Kendi hesabına üç şeyden sakınırdı:
1.insanlarla münakaşa ve mücadele etmekten,
2.boş sözlerden,
3.yararsız ve boş şeylerle , kendisini ilgilendirmeyen işlerle uğraşmaktan.
Başkaları adına da üç şeyden uzak dururdu:
1.insanları tenkit etmekten,
2.insanların ayıp ve kusurlarını ,gizli hallerini araştırmaktan,
3.insanlara hakaret etmekten.
İlk konuşanla son konuşanı aynı dikkatle dinler asla bıkkınlık göstermezdi. Onların güldüklerine güler, onların hayret ettiklerine de hayret ederdi.

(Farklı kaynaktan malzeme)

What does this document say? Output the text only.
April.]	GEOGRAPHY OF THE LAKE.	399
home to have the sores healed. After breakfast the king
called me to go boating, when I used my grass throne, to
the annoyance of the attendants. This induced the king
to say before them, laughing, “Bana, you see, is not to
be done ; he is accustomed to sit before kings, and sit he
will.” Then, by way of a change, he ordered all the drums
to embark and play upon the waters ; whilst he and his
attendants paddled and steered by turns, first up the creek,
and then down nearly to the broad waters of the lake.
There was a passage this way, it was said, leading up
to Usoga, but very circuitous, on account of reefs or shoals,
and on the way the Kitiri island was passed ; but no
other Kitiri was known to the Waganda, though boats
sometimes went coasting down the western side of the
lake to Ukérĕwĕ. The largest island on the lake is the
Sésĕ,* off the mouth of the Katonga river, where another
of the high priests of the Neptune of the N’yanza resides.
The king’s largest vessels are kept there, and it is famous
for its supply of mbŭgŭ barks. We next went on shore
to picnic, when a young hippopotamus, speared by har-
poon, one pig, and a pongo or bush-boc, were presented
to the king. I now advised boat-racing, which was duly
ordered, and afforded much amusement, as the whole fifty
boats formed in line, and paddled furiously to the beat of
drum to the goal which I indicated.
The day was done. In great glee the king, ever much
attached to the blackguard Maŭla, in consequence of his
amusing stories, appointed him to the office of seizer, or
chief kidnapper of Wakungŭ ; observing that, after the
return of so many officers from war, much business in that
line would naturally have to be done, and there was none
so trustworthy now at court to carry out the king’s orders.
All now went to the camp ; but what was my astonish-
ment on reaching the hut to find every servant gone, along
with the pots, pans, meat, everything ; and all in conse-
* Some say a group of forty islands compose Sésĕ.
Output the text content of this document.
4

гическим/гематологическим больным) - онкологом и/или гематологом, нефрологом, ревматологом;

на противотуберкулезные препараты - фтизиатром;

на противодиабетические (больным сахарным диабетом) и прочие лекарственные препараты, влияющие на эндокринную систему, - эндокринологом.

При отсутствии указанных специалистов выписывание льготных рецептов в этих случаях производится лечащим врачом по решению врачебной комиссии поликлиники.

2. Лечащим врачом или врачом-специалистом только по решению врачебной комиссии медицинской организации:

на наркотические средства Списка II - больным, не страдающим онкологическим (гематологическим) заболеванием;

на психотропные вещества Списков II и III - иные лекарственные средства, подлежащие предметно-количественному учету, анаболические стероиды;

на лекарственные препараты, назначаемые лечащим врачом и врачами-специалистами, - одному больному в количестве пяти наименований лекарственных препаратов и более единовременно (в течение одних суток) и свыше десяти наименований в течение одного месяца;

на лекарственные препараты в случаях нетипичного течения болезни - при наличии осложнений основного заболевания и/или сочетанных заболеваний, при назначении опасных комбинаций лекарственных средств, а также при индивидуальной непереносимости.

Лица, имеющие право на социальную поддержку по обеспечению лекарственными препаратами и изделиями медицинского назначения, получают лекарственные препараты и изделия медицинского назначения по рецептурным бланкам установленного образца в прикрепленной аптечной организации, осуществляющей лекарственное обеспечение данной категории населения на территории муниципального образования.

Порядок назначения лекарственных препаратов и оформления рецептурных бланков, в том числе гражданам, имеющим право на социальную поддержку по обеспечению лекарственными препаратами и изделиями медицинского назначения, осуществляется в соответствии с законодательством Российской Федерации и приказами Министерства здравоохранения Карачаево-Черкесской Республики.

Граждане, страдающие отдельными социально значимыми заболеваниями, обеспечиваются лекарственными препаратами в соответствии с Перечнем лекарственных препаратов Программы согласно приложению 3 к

Kendini olduğu gibi göstermeyen övgüleri kabul etmezdi.
Hakkın sınırını aşmadıkça kimsenin sözünü kesmezdi.Sınır aşıldığında ya müdahale eder ya da kalkıp giderdi.
Söz ve davranışlarında hiçbir zaman haddi aşmamış , çirkin bir söz söylememiş, çirkin bir davranışta bulunmamıştır.
Kendisine yapılan zulümlerden intikam almazdı.Allah’ın cc haramları çiğnendiğinde ise şiddetle öfkelenirdi.
Luzumsuz konuşmazdı. Müslümanları birbirine ısındıracak ve birbirlerinden nefret ettirmeyecek şekilde konuşurdu.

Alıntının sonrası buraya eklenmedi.